Topic description
Input the result of preorder traversal and inorder traversal of a binary tree , please rebuild the binary tree.
Notice:
The value of each node in the binary tree is different from each other;
the input pre-order traversal and in-order traversal must be legal;
Data range
The number of nodes in the tree ranges from [0,100].
Example
Given:
Preorder traversal is: [3, 9, 20, 15, 7]
Inorder traversal is: [9, 3, 15, 20, 7]
Returns: [3, 9, 20, null, null, 15, 7, null, null, null, null]

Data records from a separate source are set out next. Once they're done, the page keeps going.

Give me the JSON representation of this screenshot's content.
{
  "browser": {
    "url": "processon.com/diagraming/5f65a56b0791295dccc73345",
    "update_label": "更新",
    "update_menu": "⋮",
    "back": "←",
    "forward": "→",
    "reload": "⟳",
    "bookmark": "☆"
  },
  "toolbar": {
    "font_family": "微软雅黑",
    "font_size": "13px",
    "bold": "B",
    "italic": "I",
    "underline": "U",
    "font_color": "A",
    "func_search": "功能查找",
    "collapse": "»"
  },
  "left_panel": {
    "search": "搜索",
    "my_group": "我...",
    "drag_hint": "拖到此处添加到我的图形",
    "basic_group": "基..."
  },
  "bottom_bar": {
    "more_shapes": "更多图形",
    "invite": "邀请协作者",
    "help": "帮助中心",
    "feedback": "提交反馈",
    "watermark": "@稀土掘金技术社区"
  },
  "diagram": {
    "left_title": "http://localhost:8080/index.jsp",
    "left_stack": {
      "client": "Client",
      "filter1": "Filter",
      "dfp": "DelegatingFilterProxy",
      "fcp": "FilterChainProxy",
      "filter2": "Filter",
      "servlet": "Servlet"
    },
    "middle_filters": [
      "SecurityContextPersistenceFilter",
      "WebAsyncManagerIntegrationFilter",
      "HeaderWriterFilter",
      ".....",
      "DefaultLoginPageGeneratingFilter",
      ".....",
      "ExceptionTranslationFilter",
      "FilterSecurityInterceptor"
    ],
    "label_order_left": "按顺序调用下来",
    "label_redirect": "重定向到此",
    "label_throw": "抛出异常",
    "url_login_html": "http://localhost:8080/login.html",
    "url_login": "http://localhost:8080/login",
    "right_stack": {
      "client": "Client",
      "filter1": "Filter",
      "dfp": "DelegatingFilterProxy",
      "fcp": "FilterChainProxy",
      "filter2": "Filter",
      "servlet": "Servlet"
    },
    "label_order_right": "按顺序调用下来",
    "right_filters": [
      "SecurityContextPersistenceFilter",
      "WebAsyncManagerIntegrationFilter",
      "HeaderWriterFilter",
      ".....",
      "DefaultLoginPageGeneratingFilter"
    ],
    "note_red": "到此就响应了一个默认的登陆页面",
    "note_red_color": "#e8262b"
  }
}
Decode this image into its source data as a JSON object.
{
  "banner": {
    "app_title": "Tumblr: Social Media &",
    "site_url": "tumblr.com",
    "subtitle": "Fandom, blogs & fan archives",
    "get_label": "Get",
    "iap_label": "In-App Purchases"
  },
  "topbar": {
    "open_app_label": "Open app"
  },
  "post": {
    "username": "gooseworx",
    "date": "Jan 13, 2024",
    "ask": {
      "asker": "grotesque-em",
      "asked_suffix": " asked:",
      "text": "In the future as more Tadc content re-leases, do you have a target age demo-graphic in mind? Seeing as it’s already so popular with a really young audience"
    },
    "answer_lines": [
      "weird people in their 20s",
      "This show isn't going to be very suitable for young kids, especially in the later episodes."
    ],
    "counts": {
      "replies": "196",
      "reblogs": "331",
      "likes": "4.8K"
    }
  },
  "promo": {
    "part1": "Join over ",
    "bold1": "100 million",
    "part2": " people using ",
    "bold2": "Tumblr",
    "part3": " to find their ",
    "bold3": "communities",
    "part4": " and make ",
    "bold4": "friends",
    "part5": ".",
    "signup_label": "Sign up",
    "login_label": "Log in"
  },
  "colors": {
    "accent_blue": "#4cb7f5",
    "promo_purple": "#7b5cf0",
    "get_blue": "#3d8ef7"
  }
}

The returned binary tree looks like this:
3
/ \
9 20
/ \
15 7
CPP
/**
* Definition for a binary tree node.
* struct TreeNode {
* int val;
* TreeNode *left;
* TreeNode *right;
* TreeNode(int x) : val(x), left(NULL), right(NULL) {}
* };
*/
class Solution {
public:
unordered_map<int, int> hash;
TreeNode* dfs(vector<int>& pre, vector<int>& in, int pl, int pr, int il, int ir) {
if (pl > pr) return NULL;
// 用中序遍历确定,根结点左子树的大小
int k = hash[pre[pl]] - il;
TreeNode* root = new TreeNode(pre[pl]);
// 边界可以举一个实际的例子来确定
root->left = dfs(pre, in, pl + 1, pl + k, il, il + k - 1);
root->right = dfs(pre, in, pl + k + 1, pr, il + k + 1, ir);
return root;
}
TreeNode* buildTree(vector<int>& preorder, vector<int>& inorder) {
int n = inorder.size();
for (int i = 0; i < n; i++) hash[inorder[i]] = i;
return dfs(preorder, inorder, 0, n-1, 0, n-1);
}
};